Transcriptional regulatory network for p38α

Gene Ontology (GO) analysis on the target genes of the TFs with strongly changed activity showed enrichment for three GO terms and provided insight into the functional role of the TFs (see Methods, Tables 1 and 2, and Additional file 1: Supplementary Text and Figure S1–S3). The three GO terms are the regulations of the apoptosis (programmed cell death), the downward spiral of the developmental process, and the immune system development. The JNK-c-Jun pathway stimulates the apoptosis, and the I-kB kinase/NF-kB cascade acts as a suppressor of the JNK-c-Jun pathway [41]. Inhibition of p38α MAPK retards another JNK-c-Jun pathway inhibitor NF-kB cascade, but promotes JNK-c-Jun pathway which induces the apoptosis by expressing the Bcl2 protein family [20, 42]. On the other hand, developmental process related genes are down-regulated in the p38α knock-out mice. The study of p38α MAPK [37] reported that the p38α knock-out mice die within days after birth. We do not have enough gene expression profiling data (either other time points in the embryonic period or postnatal period) to investigate TFAs in whole developmental process of the p38α knock-out mice; we cannot confirm but suppose that it might be the reason of the death of the knock-out mice. Further, the genes interact with the TFs which are reported as crucial TFs in the developmental process and the immune system development. Our results are therefore in broad accordance with the experimentally validated results, so it confirmed that our pipeline produces reliable results.

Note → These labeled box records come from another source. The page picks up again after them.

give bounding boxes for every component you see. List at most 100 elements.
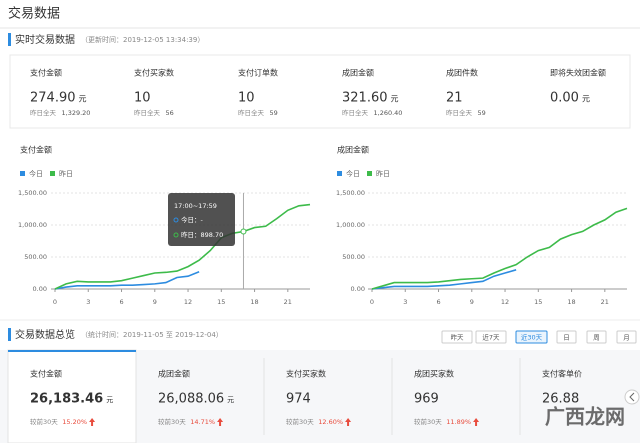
- up-arrow: [345, 418, 352, 426]
- card-unit: 元: [106, 396, 113, 404]
- x-tick-label: 21: [601, 298, 609, 306]
- x-tick-label: 18: [250, 298, 258, 306]
- y-tick-label: 0.00: [351, 285, 365, 293]
- y-tick-label: 500.00: [342, 253, 365, 261]
- card-compare: 较前30天: [414, 417, 442, 426]
- stat-sub-value: 1,329.20: [62, 109, 91, 117]
- card-change: 14.71%: [190, 418, 215, 426]
- range-button[interactable]: [616, 330, 637, 344]
- tooltip-today: 今日：-: [181, 215, 204, 224]
- card-label: 支付买家数: [286, 369, 326, 379]
- card-value: 969: [414, 392, 439, 407]
- card-compare: 较前30天: [286, 417, 314, 426]
- tooltip-yesterday: 昨日：898.70: [181, 230, 223, 239]
- up-arrow: [89, 418, 96, 426]
- card-accent: [8, 350, 136, 352]
- hover-point: [240, 228, 247, 235]
- watermark: 广西龙网: [545, 405, 625, 429]
- scroll-arrow-icon[interactable]: [629, 392, 635, 402]
- legend-swatch: [367, 171, 372, 176]
- x-tick-label: 6: [119, 298, 123, 306]
- card-value: 26,183.46: [30, 392, 103, 407]
- x-tick-label: 6: [436, 298, 440, 306]
- stat-sub-label: 昨日全天: [342, 108, 369, 117]
- x-tick-label: 21: [284, 298, 292, 306]
- section-title: 交易数据总览: [15, 328, 75, 341]
- up-arrow: [473, 418, 480, 426]
- stat-sub-value: 1,260.40: [374, 109, 403, 117]
- legend-label: 今日: [29, 169, 43, 178]
- update-time: （更新时间：2019-12-05 13:34:39）: [81, 35, 204, 44]
- x-tick-label: 9: [470, 298, 474, 306]
- section-bar: [8, 328, 11, 341]
- stat-sub-label: 昨日全天: [238, 108, 265, 117]
- y-tick-label: 1,000.00: [18, 221, 47, 229]
- stat-value: 274.90: [30, 91, 76, 106]
- stat-sub-label: 昨日全天: [134, 108, 161, 117]
- stat-label: 即将失效团金额: [550, 68, 606, 78]
- up-arrow: [217, 418, 224, 426]
- card-value: 26,088.06: [158, 392, 224, 407]
- legend-swatch: [337, 171, 342, 176]
- card-change: 11.89%: [446, 418, 471, 426]
- x-tick-label: 3: [403, 298, 407, 306]
- y-tick-label: 500.00: [24, 253, 47, 261]
- stat-sub-value: 59: [478, 109, 486, 117]
- x-tick-label: 18: [567, 298, 575, 306]
- y-tick-label: 1,000.00: [336, 221, 365, 229]
- range-button-label[interactable]: 近30天: [521, 333, 543, 342]
- range-button[interactable]: [586, 330, 607, 344]
- card-change: 15.20%: [62, 418, 87, 426]
- range-button-label[interactable]: 月: [623, 334, 630, 342]
- range-button-label[interactable]: 近7天: [482, 333, 500, 342]
- card-change: 12.60%: [318, 418, 343, 426]
- range-button[interactable]: [515, 330, 548, 344]
- card-label: 成团金额: [158, 369, 190, 379]
- x-tick-label: 15: [217, 298, 225, 306]
- section-title: 实时交易数据: [15, 33, 75, 46]
- stat-sub-value: 59: [270, 109, 278, 117]
- card-value: 974: [286, 392, 311, 407]
- card-label: 支付金额: [30, 369, 62, 379]
- chart-title: 支付金额: [20, 145, 52, 155]
- stat-unit: 元: [79, 95, 87, 104]
- x-tick-label: 0: [370, 298, 374, 306]
- stat-sub-label: 昨日全天: [30, 108, 57, 117]
- legend-swatch: [50, 171, 55, 176]
- range-button[interactable]: [556, 330, 577, 344]
- card-active: [7, 349, 137, 443]
- card-compare: 较前30天: [158, 417, 186, 426]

Combining the data in Tables 1 and 2 with those obtained from the literature it is possible to build a putative model for the effects of p38α knock-out (Fig. 5). This figure shows TFs with a strong response in our analysis as nodes, with links that demonstrate regulatory interactions between them. The TF network therefore comprehensively shows the biological consequences of p38α knock-out at transcriptional level.